Pero ¿está la escuela pública preparada para esta gentrificación? La llegada de familias más preparadas a la escuela pública, familias acostumbradas a defender sus derechos y a implicarse en la educación de sus hijos e hijas, ha supuesto un revulsivo para la escuela. La institución no estaba acostumbrada a que se cuestionasen sus prácticas, a que se exigiese transparencia, a que sean las familias las que hablen de calidad educativa y lo hagan desde el conocimiento de los procesos pedagógicos. La maestra de rebequita y cuaderno Rubio está impactada por la cantidad de reproches que le llegan por seguir usando esos métodos caducos y esas maneras trasnochadas con sus pequeños y pequeñas alumnas. Y se siente apabullada por la actitud de las familias cuando intenta imponer sus puntos de vista y su moral educativa del “la letra con sangre entra”.

La gentrificación de la escuela es, sin duda, uno de los motores de la renovación pedagógica. La escuela no puede ir por detrás de la población. Una institución educativa debe ir marcando el paso, y eso hace muchos años que no sucede con la escuela española, que se ha quedado obsoleta. Y hasta que no entendamos que no es una cuestión de leyes, sino una cuestión de buenas prácticas en las aulas, una cuestión de valores y creencias sobre la educación y el aprendizaje y una cuestión de ir al corazón de lo que significa aprender y enseñar, la cosa seguirá igual. 

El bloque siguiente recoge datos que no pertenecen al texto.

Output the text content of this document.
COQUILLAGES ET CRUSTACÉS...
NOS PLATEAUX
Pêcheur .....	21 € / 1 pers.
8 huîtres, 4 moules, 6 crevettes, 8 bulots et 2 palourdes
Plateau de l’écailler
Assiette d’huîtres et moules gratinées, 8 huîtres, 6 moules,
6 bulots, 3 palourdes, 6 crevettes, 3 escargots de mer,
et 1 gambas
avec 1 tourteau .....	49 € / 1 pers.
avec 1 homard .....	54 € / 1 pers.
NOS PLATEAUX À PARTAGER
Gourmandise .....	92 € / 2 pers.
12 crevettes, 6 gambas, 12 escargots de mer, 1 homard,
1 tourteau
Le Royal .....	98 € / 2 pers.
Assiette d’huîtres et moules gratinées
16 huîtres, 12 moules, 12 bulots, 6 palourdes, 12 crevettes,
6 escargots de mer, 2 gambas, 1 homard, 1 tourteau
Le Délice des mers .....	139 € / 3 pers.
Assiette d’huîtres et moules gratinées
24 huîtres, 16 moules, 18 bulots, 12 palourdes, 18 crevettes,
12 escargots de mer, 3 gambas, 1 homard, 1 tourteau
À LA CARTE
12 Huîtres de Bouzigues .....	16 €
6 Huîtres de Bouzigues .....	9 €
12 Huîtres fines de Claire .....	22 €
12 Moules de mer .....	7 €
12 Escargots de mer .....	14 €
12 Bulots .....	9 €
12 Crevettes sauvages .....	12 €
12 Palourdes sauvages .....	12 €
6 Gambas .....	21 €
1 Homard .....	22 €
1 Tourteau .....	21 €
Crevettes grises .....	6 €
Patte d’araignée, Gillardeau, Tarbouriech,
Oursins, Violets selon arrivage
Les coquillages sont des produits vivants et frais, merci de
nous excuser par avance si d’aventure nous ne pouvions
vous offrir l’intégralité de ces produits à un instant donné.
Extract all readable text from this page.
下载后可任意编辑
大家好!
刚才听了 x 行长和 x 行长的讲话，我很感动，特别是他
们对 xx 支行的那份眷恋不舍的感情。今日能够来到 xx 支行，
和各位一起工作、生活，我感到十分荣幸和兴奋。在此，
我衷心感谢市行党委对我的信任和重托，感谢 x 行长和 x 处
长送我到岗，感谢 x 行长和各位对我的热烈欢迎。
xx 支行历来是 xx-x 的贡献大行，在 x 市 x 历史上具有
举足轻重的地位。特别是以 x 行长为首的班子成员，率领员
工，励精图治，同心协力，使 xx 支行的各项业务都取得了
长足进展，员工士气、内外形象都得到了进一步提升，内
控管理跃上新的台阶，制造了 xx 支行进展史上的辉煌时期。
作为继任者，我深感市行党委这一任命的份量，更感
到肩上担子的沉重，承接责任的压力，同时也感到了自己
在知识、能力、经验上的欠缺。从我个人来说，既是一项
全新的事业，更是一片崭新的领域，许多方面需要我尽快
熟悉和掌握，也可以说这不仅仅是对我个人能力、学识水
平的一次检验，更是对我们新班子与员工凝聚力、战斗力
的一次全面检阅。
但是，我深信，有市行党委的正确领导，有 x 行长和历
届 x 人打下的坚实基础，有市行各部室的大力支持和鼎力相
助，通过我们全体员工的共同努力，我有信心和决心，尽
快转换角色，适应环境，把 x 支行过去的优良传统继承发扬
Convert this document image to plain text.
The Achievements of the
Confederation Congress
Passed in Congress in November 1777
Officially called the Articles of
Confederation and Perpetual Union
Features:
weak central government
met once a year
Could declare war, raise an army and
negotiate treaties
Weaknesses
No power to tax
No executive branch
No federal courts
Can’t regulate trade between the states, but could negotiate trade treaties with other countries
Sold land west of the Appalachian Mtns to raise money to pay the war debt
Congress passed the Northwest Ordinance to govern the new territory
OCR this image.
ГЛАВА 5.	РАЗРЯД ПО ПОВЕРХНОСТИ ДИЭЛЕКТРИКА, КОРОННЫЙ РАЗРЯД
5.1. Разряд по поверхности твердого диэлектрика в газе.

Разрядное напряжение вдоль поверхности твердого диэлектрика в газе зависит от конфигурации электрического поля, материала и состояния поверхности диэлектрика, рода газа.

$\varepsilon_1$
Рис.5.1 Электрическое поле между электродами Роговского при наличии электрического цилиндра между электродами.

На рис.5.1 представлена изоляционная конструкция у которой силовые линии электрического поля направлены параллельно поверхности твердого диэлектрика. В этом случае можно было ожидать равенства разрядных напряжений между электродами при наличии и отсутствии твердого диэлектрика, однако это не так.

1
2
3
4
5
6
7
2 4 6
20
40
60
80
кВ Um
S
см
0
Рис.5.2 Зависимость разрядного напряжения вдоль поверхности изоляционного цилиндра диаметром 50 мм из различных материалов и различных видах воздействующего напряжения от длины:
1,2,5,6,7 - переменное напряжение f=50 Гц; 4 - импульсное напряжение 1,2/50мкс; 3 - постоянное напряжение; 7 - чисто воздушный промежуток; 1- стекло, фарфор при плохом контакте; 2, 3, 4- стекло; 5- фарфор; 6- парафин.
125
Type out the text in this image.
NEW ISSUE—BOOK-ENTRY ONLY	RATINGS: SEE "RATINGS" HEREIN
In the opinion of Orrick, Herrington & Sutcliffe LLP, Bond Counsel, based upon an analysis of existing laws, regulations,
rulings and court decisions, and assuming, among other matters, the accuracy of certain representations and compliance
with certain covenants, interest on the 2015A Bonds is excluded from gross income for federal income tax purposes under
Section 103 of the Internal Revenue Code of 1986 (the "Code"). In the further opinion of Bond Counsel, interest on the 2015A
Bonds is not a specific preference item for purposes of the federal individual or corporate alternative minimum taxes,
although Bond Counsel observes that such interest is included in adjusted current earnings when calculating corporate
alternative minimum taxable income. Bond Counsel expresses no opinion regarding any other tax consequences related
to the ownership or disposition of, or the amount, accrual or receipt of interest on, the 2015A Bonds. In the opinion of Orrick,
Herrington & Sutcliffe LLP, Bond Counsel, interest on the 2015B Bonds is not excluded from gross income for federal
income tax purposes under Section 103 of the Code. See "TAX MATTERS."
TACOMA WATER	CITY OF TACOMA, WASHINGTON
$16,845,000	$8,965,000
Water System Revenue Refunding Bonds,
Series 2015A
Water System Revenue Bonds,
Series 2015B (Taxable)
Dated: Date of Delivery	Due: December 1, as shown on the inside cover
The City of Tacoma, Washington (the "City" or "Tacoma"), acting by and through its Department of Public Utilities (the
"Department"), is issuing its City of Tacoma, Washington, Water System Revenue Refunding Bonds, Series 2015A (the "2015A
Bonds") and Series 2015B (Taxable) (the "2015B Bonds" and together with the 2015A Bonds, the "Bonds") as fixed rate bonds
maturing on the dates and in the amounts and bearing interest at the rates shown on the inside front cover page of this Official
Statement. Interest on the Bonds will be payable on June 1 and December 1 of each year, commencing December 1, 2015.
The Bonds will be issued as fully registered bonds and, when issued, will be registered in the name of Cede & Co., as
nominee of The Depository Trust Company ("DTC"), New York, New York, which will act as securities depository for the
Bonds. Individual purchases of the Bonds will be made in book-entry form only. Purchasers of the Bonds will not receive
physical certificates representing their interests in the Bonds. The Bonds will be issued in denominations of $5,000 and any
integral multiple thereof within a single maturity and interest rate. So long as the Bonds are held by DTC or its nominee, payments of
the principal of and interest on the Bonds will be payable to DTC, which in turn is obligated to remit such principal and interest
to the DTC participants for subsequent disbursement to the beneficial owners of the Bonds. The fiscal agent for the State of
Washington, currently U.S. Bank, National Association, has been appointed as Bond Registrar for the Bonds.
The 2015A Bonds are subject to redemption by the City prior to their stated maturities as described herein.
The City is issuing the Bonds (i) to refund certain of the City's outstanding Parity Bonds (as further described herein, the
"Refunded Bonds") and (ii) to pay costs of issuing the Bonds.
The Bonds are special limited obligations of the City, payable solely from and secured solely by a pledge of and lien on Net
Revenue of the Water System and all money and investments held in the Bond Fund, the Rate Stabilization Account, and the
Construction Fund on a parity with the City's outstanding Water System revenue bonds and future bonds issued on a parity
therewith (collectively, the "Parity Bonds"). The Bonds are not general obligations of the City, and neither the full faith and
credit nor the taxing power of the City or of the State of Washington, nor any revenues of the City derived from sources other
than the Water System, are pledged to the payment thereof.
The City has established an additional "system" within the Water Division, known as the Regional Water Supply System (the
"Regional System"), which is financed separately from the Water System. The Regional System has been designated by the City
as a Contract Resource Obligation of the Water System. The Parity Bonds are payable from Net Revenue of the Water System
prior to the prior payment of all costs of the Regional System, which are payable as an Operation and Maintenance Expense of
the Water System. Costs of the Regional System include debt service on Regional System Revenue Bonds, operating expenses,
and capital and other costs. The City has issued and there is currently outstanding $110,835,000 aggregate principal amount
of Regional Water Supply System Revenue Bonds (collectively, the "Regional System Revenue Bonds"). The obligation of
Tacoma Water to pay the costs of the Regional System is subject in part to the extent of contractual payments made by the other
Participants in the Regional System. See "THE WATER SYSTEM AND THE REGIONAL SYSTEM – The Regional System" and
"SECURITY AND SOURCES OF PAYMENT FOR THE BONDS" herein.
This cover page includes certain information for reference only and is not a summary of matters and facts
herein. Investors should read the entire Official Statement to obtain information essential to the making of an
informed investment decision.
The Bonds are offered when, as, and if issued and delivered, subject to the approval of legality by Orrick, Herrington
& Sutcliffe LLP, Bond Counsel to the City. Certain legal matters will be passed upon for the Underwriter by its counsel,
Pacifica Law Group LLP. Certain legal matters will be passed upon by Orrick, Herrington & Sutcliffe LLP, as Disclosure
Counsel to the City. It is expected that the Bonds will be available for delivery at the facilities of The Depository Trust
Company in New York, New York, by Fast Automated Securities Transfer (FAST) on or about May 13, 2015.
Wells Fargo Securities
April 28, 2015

Desterremos de una vez a la maestra autoritaria y al aprendizaje por repetición. Hace ya casi 20 años que la LOGSE intentó introducir el constructivismo en las aulas. No lo consiguió. Mientras, los países occidentales hicieron su camino y ya llevan aplicándolo toda una vida. Y aquí seguimos con los métodos de antaño, exceptuando algunas islas de práctica “innovadora” que no pueden llevar sobre sus espaldas todo el carro del progreso. Necesitamos una apisonadora y aire nuevo para seguir confiando en la pública. 

Por otra parte, debo aclarar que la gentrificación de la pública no implica, como la urbanística, la expulsión de la población marginal a otros lares. Se trata de un proceso de mezcla, de convivencia en los mismos términos, de apoyo y enriquecimiento mutuos, de formación en pensamiento comunitario. Toda la población se responsabiliza de su bienestar y se forma en solidaridad y diversidad. Y la escuela aprende a ser un espacio para una comunidad diversa y que progresa junta. Bonito, pero imposible sin una formación en valores de todos y todas.